Don't go to the countryside. / If you go out, you won't come back, / You will be swallowed up by the evil darkness./  The one who knows the darkness, / Hundreds of moons will be washed away ...

 

Do not go under slander …/ Many, many kids / Gone without news / Made arenas / Burned candles.

 

The conspiracy will be strong …/ I'm safer than a temple / I won't give you to demons. / I will hold you to me / I will not let you into the damp darkness!

 

Cha-dian cha-dian tyagara…/ The conspiracy will be strong...

 

For many Koryo Saram in Central Asia, it is difficult to speak and understand Central Asian's language and Korean.Mother tongue of Lyudmila Tsoi is Russian. She wrote this poem as a lullaby based on old Korean mythology by Russian. At the beginning of the poem, traditional Russian and Korean lullabies overlap. Each characteristic phrase is sung. 

 

The Korean lullaby was sung by Korean classic court music singer Min-a Ji of this CD series Vol.1. After it, Marya Korneva tried to sing lyric which was translated into Japanese with romanized Japanese.

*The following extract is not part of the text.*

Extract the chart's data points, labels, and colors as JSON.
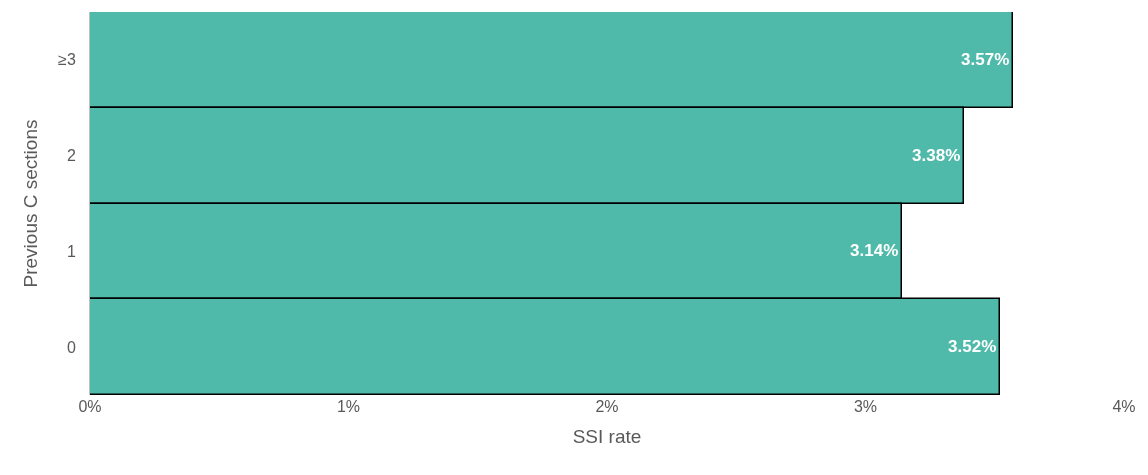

She can't understand Japanese. So her  pronunciation was awkward. In this  series, there are songs that the singer sings with not  their mother tongue. Traces of their mother tongue remain in their singing.  We need to take the history  and coercing linguistic life and  letters among ethnic groups  into consideration. However the sound that transcends meaning may will make the new soul with a new resonance. 


13  String quartet No.5 Korea  (Jun Kawasaki)

 

This is the final piece of the string quartet suite. In here, Korean shaman’s music Sinawi,  old popular "Blue Bird",  5 beat and 12 beat polyrhythms of tradition are represented by western music notation. 

 

This piece was devoted to Russian contemporary dancer Alina Mikhailova from St.Petersburg. She acted blind mother of Anju and Zhshi by dance on the Eurasian opera. Her family's root are also Korean diaspora.  They came from near Busan, South Korea. In the previous album in this CD series, documentary recorded sound was included. Mikhayiova and Kawasaki visited to a Korean village in Kazakhstan and interviewed with old Koryo-saram people. They sang old Korean songs for them.


<Act 3> Poets


14  Our first Song 1 (Sophia Parnok /Jun Kawasaki)

 

Keiko Komori: clarinet   Saori Nakazawa: violin Hideaki Kondo: guitar   Jun Kawasaki : double bass   Junpei Otsuka : sho

 

And we'll have to walk different ways :/ those ― to people, the others ― to silence, 

but we'll walk together / when it's time for dying ./ A star will rise above the desert, / the sky will rise so high,/ and song just for the first time will be heard by us(Translatbion : Maryna Tchianova)

 

A poem by Sophia Parnok, a poet of the Russian symbolism "Silver Age", was read  in Russian and Japanese. She was also known that lesbian relationship with Marina Tsvetaeva, one of Russia's great female poets.  In No.16, the same poem are sung again with violin and Japanese traditional court instrument. 


15  Kitezhanka    (Anna Akhmatova / Jun Kawasaki and Marya Korneva)

 

Keiko Komori : clarinet   Michiyo Yagi:1 7 strings bass koto   Naoko Aoki:  piano   Chihaya Matsumoto: marimba Saori 

 

«And I visited the surface of the lake. I sing a song cheerfully.I Scooped up the water by hands and heard. You can hear familiar sounds. The bell is ringing from under the blue wave. The city of Kitezh is calling me.

………..

"How did I hear the last word? I lost sight of the light in front of my eyes / Looking around / The house is on fire»   (summary of the poem)

 

 

This is a tragic poem by Anna Akhmatova, a female poet representing Russia. It was written for her son. He was eventually captured and sent to camp on suspicion of dissident. In USSR, her poetry was long banned to publish. The Kitezh which are described in No.2 was also done.


16  Our first Song 2   (Sophia Parnok /Jun Kawasaki)

 

Nakazawa: violin   Junpei Otsuka: sho

 

This is same poem as No.14.  Sho is used in Japanese court music «Gagaku».


17  The Bosporus , Istanbul   (Jun Kawasaki)

 

Junzo Tateiwa: percussion  Chihaya Matsumoto : marimba

 

Sergey Yesenin  praised the blue waves of  brilliant "Bosphorus" in Istanbul.  But he couldn't get there. He was tired of the revolution and love and committed suicide. There are no lyrics. The melody is sung without words . In the last tune of the album, music is released from language.